The crucial moment for me was actually getting into counseling. That is where I first came to realize that changes in your external world have very little to do with the day to day operation of your internal machinery. No, small, internal changes were what occurred as I continued with therapy, and one day I just woke up and realized I felt differently. The best way I can describe it was an ability to laugh with myself rather than at myself. Gradually I learned that virtually everyone, from the hottest celebrity, to the prom queen, to the richest industrialists, feels like a substitute person at one time or another. This was reinforced for me again and again in my work as a therapist. I found that if you looked behind the lives that seemed like they were using a bit too much effort to exude superiority, there was usually a case of crippling self-loathing and insecurity.
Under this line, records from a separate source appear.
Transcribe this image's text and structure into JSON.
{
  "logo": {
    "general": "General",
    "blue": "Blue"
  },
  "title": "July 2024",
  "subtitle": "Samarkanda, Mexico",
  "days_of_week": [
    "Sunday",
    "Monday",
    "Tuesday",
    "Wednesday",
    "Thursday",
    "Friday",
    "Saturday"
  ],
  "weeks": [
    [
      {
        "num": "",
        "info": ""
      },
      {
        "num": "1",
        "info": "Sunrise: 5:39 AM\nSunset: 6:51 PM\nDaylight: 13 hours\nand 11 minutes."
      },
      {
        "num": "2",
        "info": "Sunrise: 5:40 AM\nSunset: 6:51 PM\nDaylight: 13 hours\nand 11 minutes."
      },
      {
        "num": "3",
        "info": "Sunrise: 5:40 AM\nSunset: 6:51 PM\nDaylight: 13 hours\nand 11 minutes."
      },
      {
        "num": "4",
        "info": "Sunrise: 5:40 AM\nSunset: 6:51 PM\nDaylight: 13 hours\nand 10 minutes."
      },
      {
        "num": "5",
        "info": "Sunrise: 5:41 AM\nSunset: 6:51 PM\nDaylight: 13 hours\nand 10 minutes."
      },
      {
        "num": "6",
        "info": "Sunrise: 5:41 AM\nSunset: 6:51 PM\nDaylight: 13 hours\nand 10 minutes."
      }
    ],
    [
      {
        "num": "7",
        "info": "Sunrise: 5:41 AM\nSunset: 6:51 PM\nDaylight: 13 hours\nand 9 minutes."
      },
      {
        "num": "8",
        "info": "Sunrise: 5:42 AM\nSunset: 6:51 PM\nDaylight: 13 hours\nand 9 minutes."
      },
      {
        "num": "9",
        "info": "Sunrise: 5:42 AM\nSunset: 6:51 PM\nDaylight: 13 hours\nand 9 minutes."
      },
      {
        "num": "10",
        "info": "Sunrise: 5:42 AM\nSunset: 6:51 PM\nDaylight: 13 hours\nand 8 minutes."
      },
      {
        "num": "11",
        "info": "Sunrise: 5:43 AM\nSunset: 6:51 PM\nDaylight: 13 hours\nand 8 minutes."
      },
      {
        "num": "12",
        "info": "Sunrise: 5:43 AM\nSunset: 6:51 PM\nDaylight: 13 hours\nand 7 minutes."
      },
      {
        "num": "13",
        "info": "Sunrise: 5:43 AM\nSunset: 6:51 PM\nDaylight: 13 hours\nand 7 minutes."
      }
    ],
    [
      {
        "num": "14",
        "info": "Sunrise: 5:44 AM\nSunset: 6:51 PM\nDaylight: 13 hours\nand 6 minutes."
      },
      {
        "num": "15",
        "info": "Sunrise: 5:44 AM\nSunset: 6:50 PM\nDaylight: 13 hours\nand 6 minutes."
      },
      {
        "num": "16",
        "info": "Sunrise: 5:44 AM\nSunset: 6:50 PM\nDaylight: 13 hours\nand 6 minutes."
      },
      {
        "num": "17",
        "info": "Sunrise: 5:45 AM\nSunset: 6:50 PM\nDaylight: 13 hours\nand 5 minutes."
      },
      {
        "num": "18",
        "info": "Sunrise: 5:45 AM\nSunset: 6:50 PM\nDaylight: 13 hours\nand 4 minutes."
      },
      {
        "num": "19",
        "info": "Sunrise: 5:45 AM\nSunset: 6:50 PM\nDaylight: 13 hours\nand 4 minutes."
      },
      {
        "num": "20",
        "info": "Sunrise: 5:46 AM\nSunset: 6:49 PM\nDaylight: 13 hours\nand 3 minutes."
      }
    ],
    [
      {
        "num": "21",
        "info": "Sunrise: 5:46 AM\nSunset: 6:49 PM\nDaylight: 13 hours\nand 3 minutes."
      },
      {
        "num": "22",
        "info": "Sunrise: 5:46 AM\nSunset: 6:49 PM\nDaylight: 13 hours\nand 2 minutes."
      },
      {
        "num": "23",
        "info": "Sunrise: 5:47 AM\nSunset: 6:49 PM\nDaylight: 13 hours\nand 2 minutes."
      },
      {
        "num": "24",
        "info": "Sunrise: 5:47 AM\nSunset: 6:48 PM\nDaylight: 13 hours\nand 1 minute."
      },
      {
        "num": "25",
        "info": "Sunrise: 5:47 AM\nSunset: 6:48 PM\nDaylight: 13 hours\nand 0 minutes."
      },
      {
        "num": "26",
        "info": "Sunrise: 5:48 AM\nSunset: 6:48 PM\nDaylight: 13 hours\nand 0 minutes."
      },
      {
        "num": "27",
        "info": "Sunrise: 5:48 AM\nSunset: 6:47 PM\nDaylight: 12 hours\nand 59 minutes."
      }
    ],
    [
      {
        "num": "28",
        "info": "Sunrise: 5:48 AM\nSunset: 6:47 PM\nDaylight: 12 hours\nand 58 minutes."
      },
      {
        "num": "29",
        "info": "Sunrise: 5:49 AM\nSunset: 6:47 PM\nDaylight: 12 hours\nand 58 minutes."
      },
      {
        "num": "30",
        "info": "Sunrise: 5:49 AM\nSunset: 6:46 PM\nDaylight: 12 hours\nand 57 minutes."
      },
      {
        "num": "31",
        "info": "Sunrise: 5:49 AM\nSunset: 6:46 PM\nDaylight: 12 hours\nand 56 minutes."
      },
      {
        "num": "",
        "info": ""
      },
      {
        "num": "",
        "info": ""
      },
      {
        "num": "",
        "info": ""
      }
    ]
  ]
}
So I again try and return to the idea of humor in therapy, because that was my personal path to wellness, although I also recognize there may be others. I constantly see people who struggle with inferiority, and in one way or another it seeps into every aspect of their lives. Shared absurdity, that’s become my mantra. I mean what the hell are we really doing here anyway? I remember watching a video called “The power of ten” a few years back that kept zooming away from the earth by a power of ten. Looking at our tiny speck of dust fade into the distance, I suddenly realized not going to some dance seemed a little less important, and it is a lesson I try and remember. We all have an idea about what it is we are doing here, but all we really know for sure is that we are on this tiny blue speck of stardust together. For better or for worse we’re stuck here together, and personally I think there’s got to be something better than trying to make each other feel bad about what we don’t have. When we can learn to laugh about our shared experience it truly does become a shared experience, and sometimes that makes it pretty bearable.